Research

You can also find my published articles on my Google Scholar profile.

Recent Works


HPSTM-Gen: Generative Human Pose Sequence Model

Currently ongoing research (not yet published)

We present a generative extension of HPSTM, enabling structured human motion to be sampled from noise using flow matching and anatomical constraints. Extensions to broader action spaces and physical robot deployment are left for future work.
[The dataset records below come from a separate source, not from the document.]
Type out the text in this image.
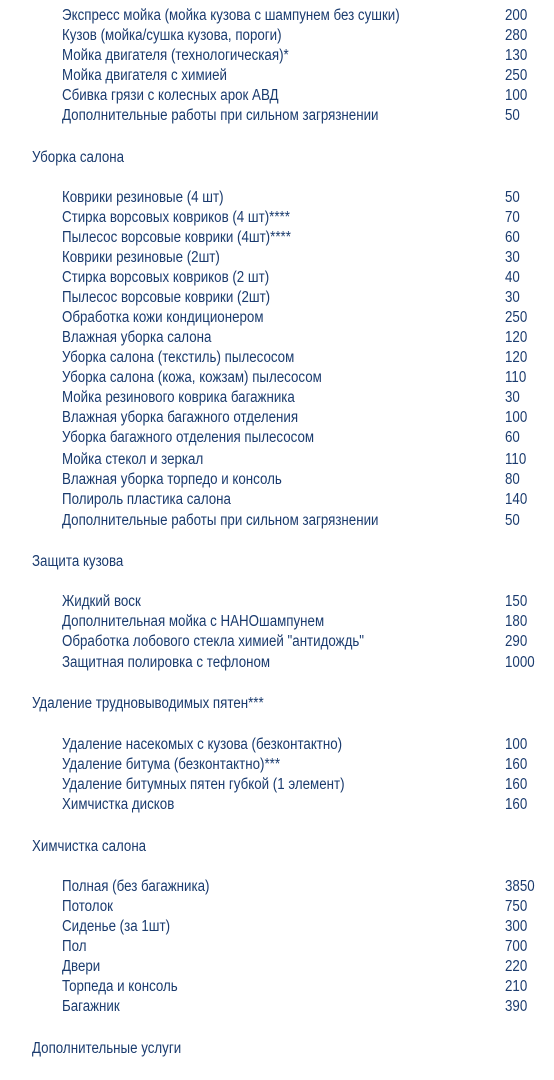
Экспресс мойка (мойка кузова с шампунем без сушки)	200
Кузов (мойка/сушка кузова, пороги)	280
Мойка двигателя (технологическая)*	130
Мойка двигателя с химией	250
Сбивка грязи с колесных арок АВД	100
Дополнительные работы при сильном загрязнении	50
Уборка салона
Коврики резиновые (4 шт)	50
Стирка ворсовых ковриков (4 шт)****	70
Пылесос ворсовые коврики (4шт)****	60
Коврики резиновые (2шт)	30
Стирка ворсовых ковриков (2 шт)	40
Пылесос ворсовые коврики (2шт)	30
Обработка кожи кондиционером	250
Влажная уборка салона	120
Уборка салона (текстиль) пылесосом	120
Уборка салона (кожа, кожзам) пылесосом	110
Мойка резинового коврика багажника	30
Влажная уборка багажного отделения	100
Уборка багажного отделения пылесосом	60
Мойка стекол и зеркал	110
Влажная уборка торпедо и консоль	80
Полироль пластика салона	140
Дополнительные работы при сильном загрязнении	50
Защита кузова
Жидкий воск	150
Дополнительная мойка с НАНОшампунем	180
Обработка лобового стекла химией "антидождь"	290
Защитная полировка с тефлоном	1000
Удаление трудновыводимых пятен***
Удаление насекомых с кузова (безконтактно)	100
Удаление битума (безконтактно)***	160
Удаление битумных пятен губкой (1 элемент)	160
Химчистка дисков	160
Химчистка салона
Полная (без багажника)	3850
Потолок	750
Сиденье (за 1шт)	300
Пол	700
Двери	220
Торпеда и консоль	210
Багажник	390
Дополнительные услуги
Genuine-ESFP: Estimating, Smoothing, Filtering, and Pose‑Mapping

Work in progress. View on arXiv

Leveraging a monocular RGB stream and a novel Transformer-based smoothing module (HPSTM), this end-to-end ESFP pipeline estimates 3D human pose via ROMP, enforces anatomical consistency through forward‑kinematics, and maps refined trajectories to a low‑cost 4‑DoF uArm in real time. By jointly predicting per‑joint uncertainty and applying dynamic filtering, it delivers smooth, reliable vision‑to‑robot imitation for desktop manipulation tasks.

GANNet-Seg: Adversarial Learning for Brain Tumor Segmentation with Hybrid Generative Models

Work in progress. View on arXiv

Leveraging pre-trained GANs and U‑Net, this framework combines a global anomaly detection module with iterative mask refinement under adversarial loss to accurately segment brain tumors on multi‑modal MRI. By incorporating synthetic image augmentation, it overcomes limited annotated data and achieves superior lesion‑wise Dice and HD95 performance on the BraTS benchmark, reducing reliance on fully labeled datasets for real‑world clinical use.